The two brightest planets in the night sky will kick off a July sky show early Wednesday (July 4) in a sort of celestial show-opener for the Fourth of July holiday in the U.S. Mars, Saturn and a nearly full moon will end the show at night.
The planets Venus and Jupiter will kick off their month-long sky show before sunrise on the Fourth of July, when the two planets will shine bright in the eastern sky, weather permitting, according to a NASA alert.
"Look out any east-facing window to see Venus and Jupiter, shining side-by-side, so close together you can hide them behind your outstretched palm," astronomer Tony Phillips explained in the NASA planet-gazing advisory. "It's a great way to start the day."
On July 4, Venus will appear to pass through the center of Hyades, a star cluster about 153 light-years from Earth, according to Phillips. In binoculars, Venus should appear as if it is surrounded by dozens of stars, he added. [Amazing Photos of Venus and Jupiter]
On the evening of July 4, the planets Mars and Saturn are visible in the western night sky, weather permitting. Saturn will shine above and to the right of the bright star Spica, with reddish-orange Mars appearing to the lower right of Saturn, near the constellation Leo, the Lion. Meanwhile, the moon will also appear bright all evening, just one day after reaching its full moon phase for the month.
By Saturday (July 7), the planetary arrangement will have changed. Venus and Jupiter will align with the bright star Aldebaran, which serves as the unblinking red eye in the constellation Taurus, the Bull.
"Together with Venus and Jupiter, it forms an almost perfect vertical line in the brightening dawn sky," Phillips said.
On July 9, Venus and Aldebaran will appear so close they should form a spectacular pair, with Jupiter above them. The crescent moon will join the sky show on July 14, when it will be a slender arc that forms one point of a cosmic triangle with Jupiter and Venus, Phillips explained.
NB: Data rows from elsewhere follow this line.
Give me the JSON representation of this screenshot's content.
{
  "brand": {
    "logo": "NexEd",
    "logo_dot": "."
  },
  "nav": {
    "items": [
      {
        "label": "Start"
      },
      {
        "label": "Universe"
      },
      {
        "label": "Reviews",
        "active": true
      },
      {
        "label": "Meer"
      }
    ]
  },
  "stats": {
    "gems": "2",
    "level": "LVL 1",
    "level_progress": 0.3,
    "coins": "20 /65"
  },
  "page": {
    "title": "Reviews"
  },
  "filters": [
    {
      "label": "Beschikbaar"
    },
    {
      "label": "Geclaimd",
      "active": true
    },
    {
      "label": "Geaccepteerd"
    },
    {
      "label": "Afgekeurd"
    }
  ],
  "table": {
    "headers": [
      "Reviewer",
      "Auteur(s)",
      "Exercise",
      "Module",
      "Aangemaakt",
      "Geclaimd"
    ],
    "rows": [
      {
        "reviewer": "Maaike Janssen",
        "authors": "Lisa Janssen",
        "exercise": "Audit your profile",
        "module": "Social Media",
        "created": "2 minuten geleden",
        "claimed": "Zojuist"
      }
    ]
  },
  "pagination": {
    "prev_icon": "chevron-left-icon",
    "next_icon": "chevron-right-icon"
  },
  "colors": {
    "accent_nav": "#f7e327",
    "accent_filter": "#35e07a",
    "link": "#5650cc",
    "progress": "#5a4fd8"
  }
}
This isn't the first time this year that Venus and Jupiter have teamed up to offer a dazzling celestial display.
For several months at the beginning of 2012, Venus and Jupiter sparkled together in the evening sky as bright planetary pinpoints. Since then, the two planets have shifted into the morning sky.
If you snap an amazing photo of Venus and the moon, or Mars and Saturn, that you'd like to share for a possible story or image gallery, please send images and comments to managing editor Tariq Malik at email@example.com.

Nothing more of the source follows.